Gender, Sexuality and Culture

This course offers an introduction to some of the basic concepts and theoretical perspectives in Women, Gender and Sexuality Studies. Drawing on disciplinary, interdisciplinary and cross-cultural studies, students will engage critically with issues such as gender inequities, sexuality, families, work, media images, queer issues, masculinity, reproductive rights, and history. Throughout the course, students will explore how experiences of gender and sexuality intersect with other social constructs of difference, including race/ethnicity, class, and age.

History/Sexuality&Race/US

This course is an introduction to the interdisciplinary feminist study of sexuality. Its primary goal is to provide a forum for students to consider the history of sexuality and race in the U.S. both in terms of theoretical frameworks within women's and gender studies, and in terms of a range of sites where those theoretical approaches become material, are negotiated, or are shifted. The course is a fully interdisciplinary innovation.
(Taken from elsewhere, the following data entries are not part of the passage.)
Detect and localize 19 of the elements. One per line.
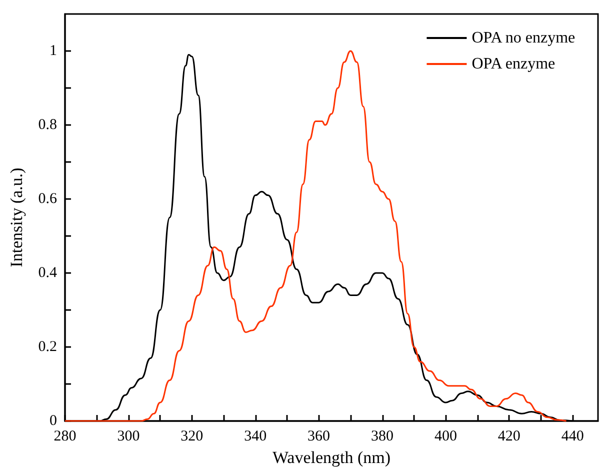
x-tick-label: 280 — [54, 428, 76, 444]
y-tick-label: 1 — [50, 43, 57, 59]
x-axis-title: Wavelength (nm) — [272, 448, 391, 467]
x-tick-label: 300 — [117, 428, 140, 444]
x-tick-label: 320 — [180, 428, 204, 444]
y-tick-label: 0.2 — [38, 339, 57, 355]
y-tick-label: 0.6 — [38, 191, 58, 207]
y-tick-label: 0.8 — [38, 117, 57, 133]
x-tick-label: 440 — [561, 428, 584, 444]
x-tick-label: 400 — [434, 428, 457, 444]
y-tick-label: 0 — [50, 413, 57, 429]
x-tick-label: 420 — [498, 428, 520, 444]
x-tick-label: 340 — [244, 428, 267, 444]
y-tick-label: 0.4 — [38, 265, 58, 281]
x-tick-label: 380 — [371, 428, 394, 444]
x-tick-label: 360 — [308, 428, 330, 444]
y-axis-title: Intensity (a.u.) — [7, 168, 26, 268]
legend-label: OPA no enzyme — [472, 30, 576, 46]
legend-label: OPA enzyme — [472, 56, 556, 72]
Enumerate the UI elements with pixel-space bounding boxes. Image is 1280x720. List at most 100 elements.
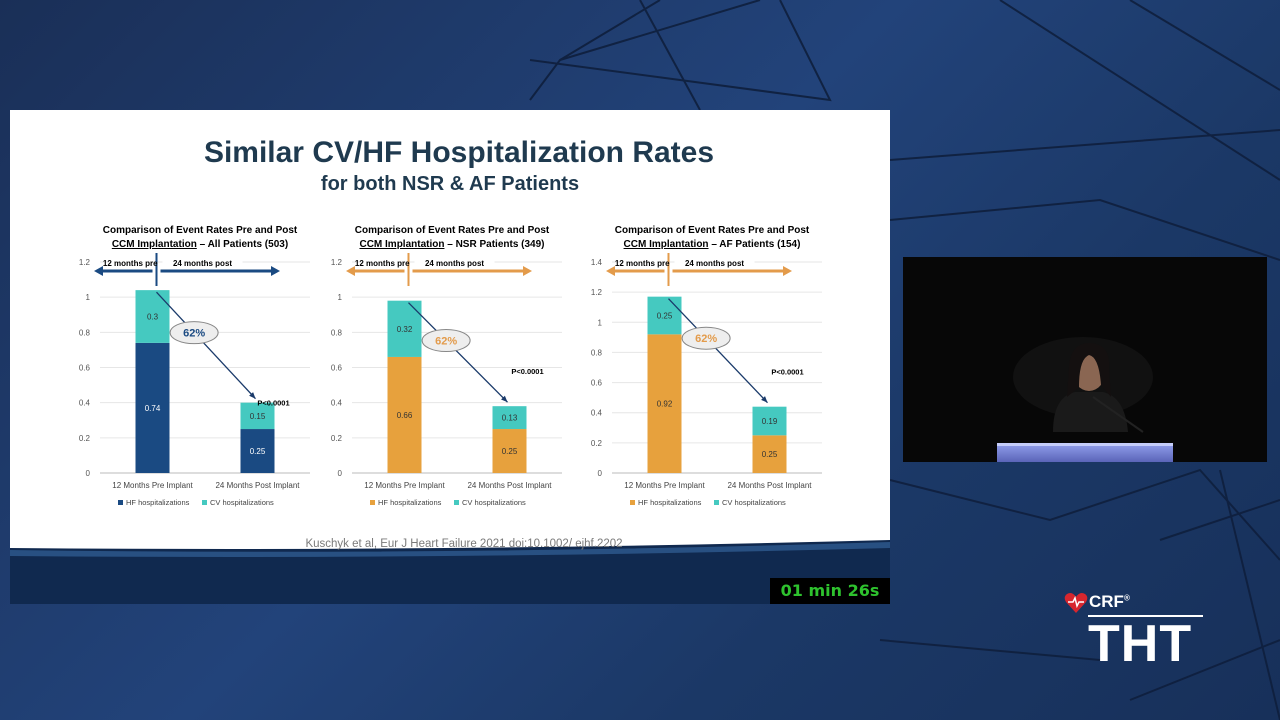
reduction-oval bbox=[681, 326, 731, 350]
period-post-label-bg bbox=[414, 259, 495, 268]
data-label: 0.3 bbox=[147, 313, 159, 322]
countdown-timer: 01 min 26s bbox=[770, 578, 890, 604]
speaker-image bbox=[903, 257, 1267, 462]
chart-subtitle: CCM Implantation – AF Patients (154) bbox=[624, 239, 801, 250]
arrow-head-right bbox=[271, 266, 280, 276]
y-tick-label: 1.2 bbox=[79, 258, 91, 267]
data-label: 0.15 bbox=[250, 412, 266, 421]
heart-icon bbox=[1064, 593, 1088, 613]
arrow-head-right bbox=[783, 266, 792, 276]
data-label: 0.25 bbox=[250, 447, 266, 456]
x-tick-label: 24 Months Post Implant bbox=[215, 481, 300, 490]
legend-label: HF hospitalizations bbox=[126, 498, 190, 507]
chart-subtitle: CCM Implantation – NSR Patients (349) bbox=[359, 239, 544, 250]
bar-segment bbox=[135, 342, 170, 473]
reduction-arrow-head bbox=[761, 396, 768, 403]
y-tick-label: 0.8 bbox=[331, 328, 343, 337]
tht-logo-small: THT bbox=[33, 458, 85, 486]
p-value: P<0.0001 bbox=[511, 367, 543, 376]
legend-label: HF hospitalizations bbox=[378, 498, 442, 507]
chart-title: Comparison of Event Rates Pre and Post bbox=[103, 225, 298, 236]
x-tick-label: 12 Months Pre Implant bbox=[624, 481, 705, 490]
bar-segment bbox=[492, 429, 527, 473]
bar-segment bbox=[647, 296, 682, 335]
data-label: 0.92 bbox=[657, 400, 673, 409]
y-tick-label: 0.6 bbox=[79, 364, 91, 373]
chart-title: Comparison of Event Rates Pre and Post bbox=[355, 225, 550, 236]
chart-title: Comparison of Event Rates Pre and Post bbox=[615, 225, 810, 236]
period-post-label-bg bbox=[162, 259, 243, 268]
y-tick-label: 1.2 bbox=[591, 288, 603, 297]
data-label: 0.13 bbox=[502, 414, 518, 423]
y-tick-label: 0.8 bbox=[591, 348, 603, 357]
y-tick-label: 0.4 bbox=[79, 399, 91, 408]
reduction-label: 62% bbox=[435, 335, 457, 347]
reduction-arrow-head bbox=[249, 392, 256, 399]
legend-swatch bbox=[202, 500, 207, 505]
data-label: 0.25 bbox=[657, 312, 673, 321]
x-tick-label: 12 Months Pre Implant bbox=[364, 481, 445, 490]
legend-label: CV hospitalizations bbox=[462, 498, 526, 507]
slide-footer-band bbox=[10, 540, 890, 604]
legend-swatch bbox=[714, 500, 719, 505]
y-tick-label: 0 bbox=[338, 469, 343, 478]
chart-af-patients: Comparison of Event Rates Pre and Post CC… bbox=[591, 225, 822, 507]
reduction-arrow bbox=[668, 298, 768, 404]
citation: Kuschyk et al, Eur J Heart Failure 2021 … bbox=[305, 538, 623, 550]
bar-segment bbox=[387, 356, 422, 473]
y-tick-label: 1 bbox=[86, 293, 91, 302]
y-tick-label: 0.4 bbox=[331, 399, 343, 408]
legend-label: CV hospitalizations bbox=[210, 498, 274, 507]
data-label: 0.25 bbox=[502, 447, 518, 456]
period-post-label-bg bbox=[674, 259, 755, 268]
y-tick-label: 1.2 bbox=[331, 258, 343, 267]
speaker-video bbox=[903, 257, 1267, 462]
y-tick-label: 0.2 bbox=[79, 434, 91, 443]
period-post-label: 24 months post bbox=[425, 259, 484, 268]
period-pre-label-bg bbox=[110, 259, 149, 268]
legend-swatch bbox=[118, 500, 123, 505]
y-tick-label: 0.4 bbox=[591, 409, 603, 418]
y-tick-label: 0.6 bbox=[591, 379, 603, 388]
y-tick-label: 0 bbox=[86, 469, 91, 478]
slide-title: Similar CV/HF Hospitalization Rates bbox=[203, 136, 715, 169]
y-tick-label: 1 bbox=[338, 293, 343, 302]
reduction-oval bbox=[421, 328, 471, 352]
reduction-label: 62% bbox=[183, 328, 205, 340]
arrow-head-left bbox=[94, 266, 103, 276]
bar-segment bbox=[135, 290, 170, 343]
data-label: 0.19 bbox=[762, 417, 778, 426]
p-value: P<0.0001 bbox=[771, 368, 803, 377]
bar-segment bbox=[240, 429, 275, 473]
x-tick-label: 12 Months Pre Implant bbox=[112, 481, 193, 490]
data-label: 0.32 bbox=[397, 325, 413, 334]
reduction-arrow bbox=[408, 302, 508, 403]
period-pre-label: 12 months pre bbox=[615, 259, 670, 268]
bar-segment bbox=[647, 334, 682, 473]
legend-label: CV hospitalizations bbox=[722, 498, 786, 507]
period-pre-label-bg bbox=[362, 259, 401, 268]
chart-subtitle: CCM Implantation – All Patients (503) bbox=[112, 239, 288, 250]
period-pre-label: 12 months pre bbox=[103, 259, 158, 268]
crf-logo-small: ♥ CRF® bbox=[22, 446, 54, 459]
y-tick-label: 1.4 bbox=[591, 258, 603, 267]
reduction-arrow-head bbox=[501, 395, 508, 403]
chart-all-patients: Comparison of Event Rates Pre and Post CC… bbox=[79, 225, 310, 507]
y-tick-label: 0 bbox=[598, 469, 603, 478]
y-tick-label: 1 bbox=[598, 318, 603, 327]
crf-logo-large: CRF® bbox=[1089, 592, 1130, 611]
arrow-head-right bbox=[523, 266, 532, 276]
reduction-oval bbox=[169, 321, 219, 345]
period-post-label: 24 months post bbox=[685, 259, 744, 268]
y-tick-label: 0.2 bbox=[591, 439, 603, 448]
period-pre-label-bg bbox=[622, 259, 661, 268]
p-value: P<0.0001 bbox=[257, 399, 289, 408]
arrow-head-left bbox=[346, 266, 355, 276]
logo-underline-small bbox=[22, 493, 154, 494]
arrow-head-left bbox=[606, 266, 615, 276]
period-post-label: 24 months post bbox=[173, 259, 232, 268]
y-tick-label: 0.8 bbox=[79, 328, 91, 337]
y-tick-label: 0.2 bbox=[331, 434, 343, 443]
data-label: 0.74 bbox=[145, 404, 161, 413]
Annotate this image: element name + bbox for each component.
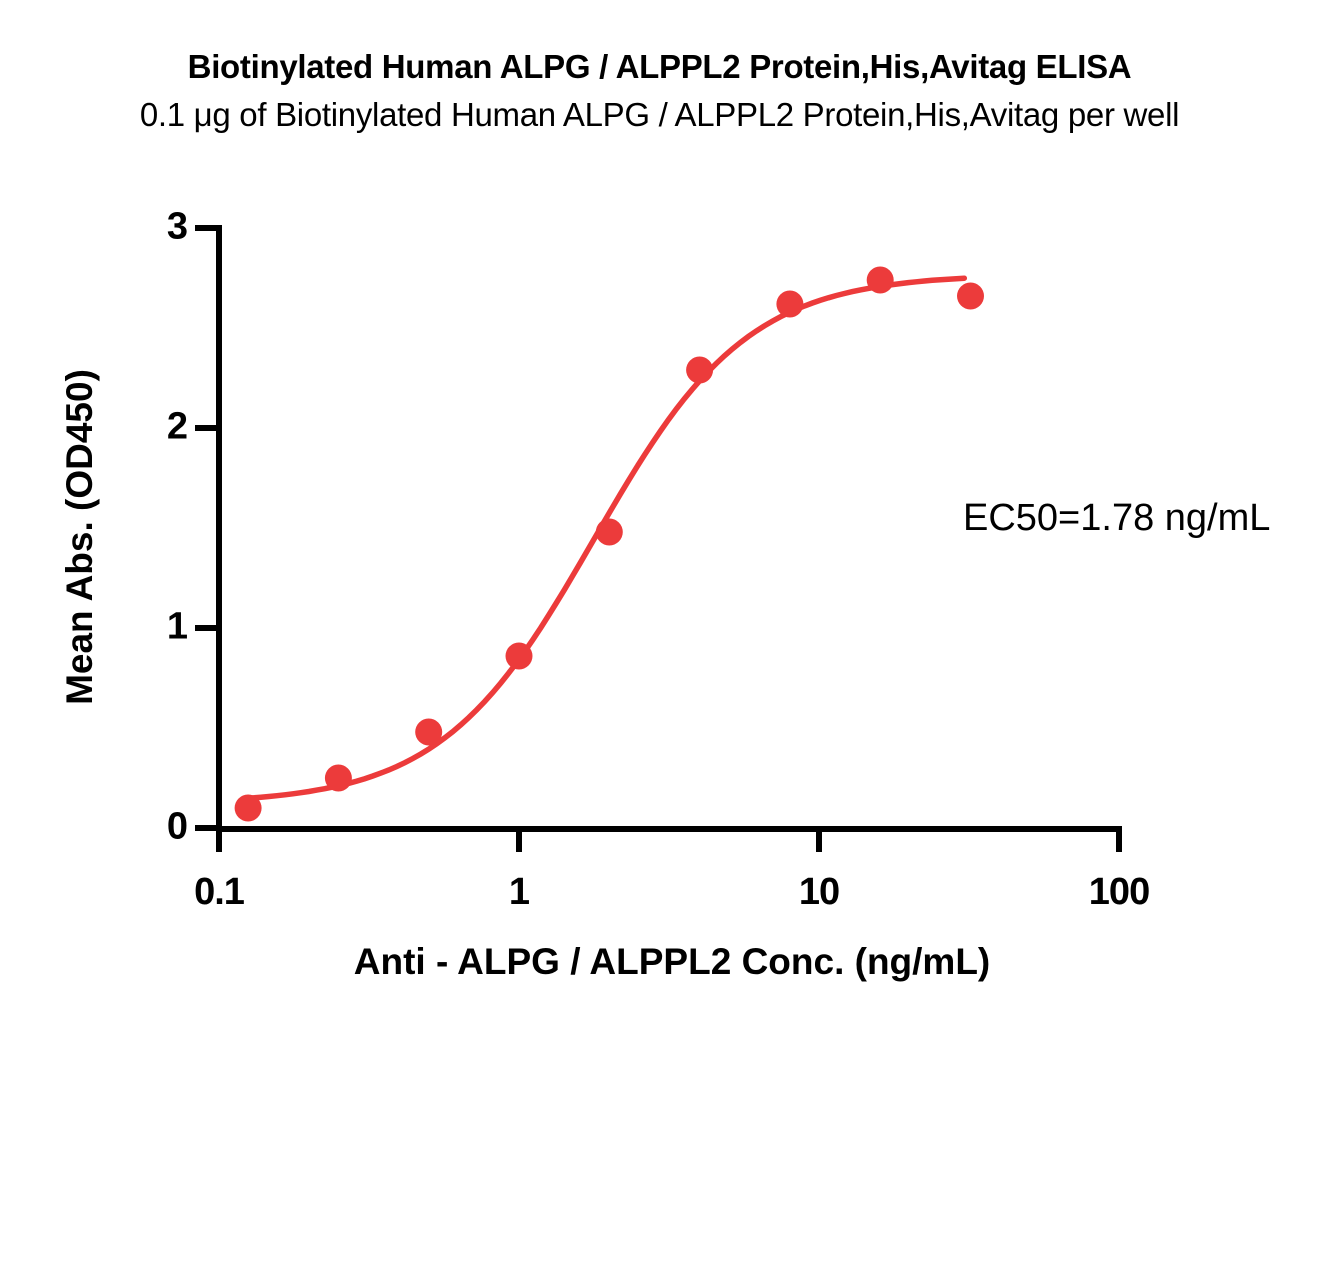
y-tick-label: 3 xyxy=(166,205,188,248)
data-point xyxy=(776,290,804,318)
x-tick-label: 100 xyxy=(1088,871,1150,913)
data-point xyxy=(415,718,443,746)
data-point xyxy=(234,794,262,822)
y-axis-title: Mean Abs. (OD450) xyxy=(59,369,100,705)
x-tick-label: 1 xyxy=(508,871,530,913)
data-point xyxy=(866,266,894,294)
y-tick-label: 0 xyxy=(166,805,188,848)
x-axis-title: Anti - ALPG / ALPPL2 Conc. (ng/mL) xyxy=(353,941,991,982)
x-tick-label: 0.1 xyxy=(194,871,245,913)
ec50-annotation: EC50=1.78 ng/mL xyxy=(963,497,1271,539)
data-point xyxy=(324,764,352,792)
x-tick-label: 10 xyxy=(798,871,840,913)
chart-title: Biotinylated Human ALPG / ALPPL2 Protein… xyxy=(187,48,1132,85)
data-point xyxy=(505,642,533,670)
chart-subtitle: 0.1 μg of Biotinylated Human ALPG / ALPP… xyxy=(139,96,1180,133)
data-point xyxy=(595,518,623,546)
y-tick-label: 1 xyxy=(166,605,188,648)
y-tick-label: 2 xyxy=(166,405,188,448)
data-point xyxy=(686,356,714,384)
data-point xyxy=(957,282,984,310)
Gender&Diff: Critical Analyses

An introduction to the vibrant field of women, gender, and sexuality studies, this course familiarizes students with the basic concepts in the field and draws connections to the world in which we live. An interdisciplinary field grounded in commitment to both intellectual rigor and individual and social transformation, WGSS asks fundamental questions about the conceptual and material conditions of our lives. What are ?gender,? ?sexuality,? ?race,? and ?class?? How are gender categories, in particular, constructed differently across social groups, nations, and historical periods?

Feminist Health Politics

What is health? What makes health a matter of feminism? And what might a feminist health politics look like? These questions lay at the heart of this course. In Feminist Health Politics, we will examine how health becomes defined, and will question whether health and disease are objectively measured conditions or subjective states.

Unthinking the Transnational

This course is about the framework of transnational women's and gendered activisms and scholarship. We will survey the field of transnational feminist research and praxis, locating structures of power, practices of resistance, and the geographies of development at work in a range of theories and social movements.

Honors Research

The Commonwealth Honors College thesis or project is intended to provide students with the opportunity to work closely with faculty members to define and carry out in-depth research or creative endeavors. It provides excellent preparation for students who intend to continue their education through graduate study or begin their professional careers. The student works closely with their 499Y Honors Research sponsor to pursue research on a topic or question of special interest to them in preparation for writing a 499T Honors Thesis or completing a 499P Honors Project.

Honors Thesis

Honors Thesis expectations are high. The intended end-product is a traditional research manuscript with accompanying artifact(s), all theses:

- are 6 credits or more of sustained research on a single topic, typically conducted over two semesters.

- begin with creative inquiry and systematic research.

- include documentation of substantive scholarly endeavor.

- culminate in an oral defense or other form of public presentation.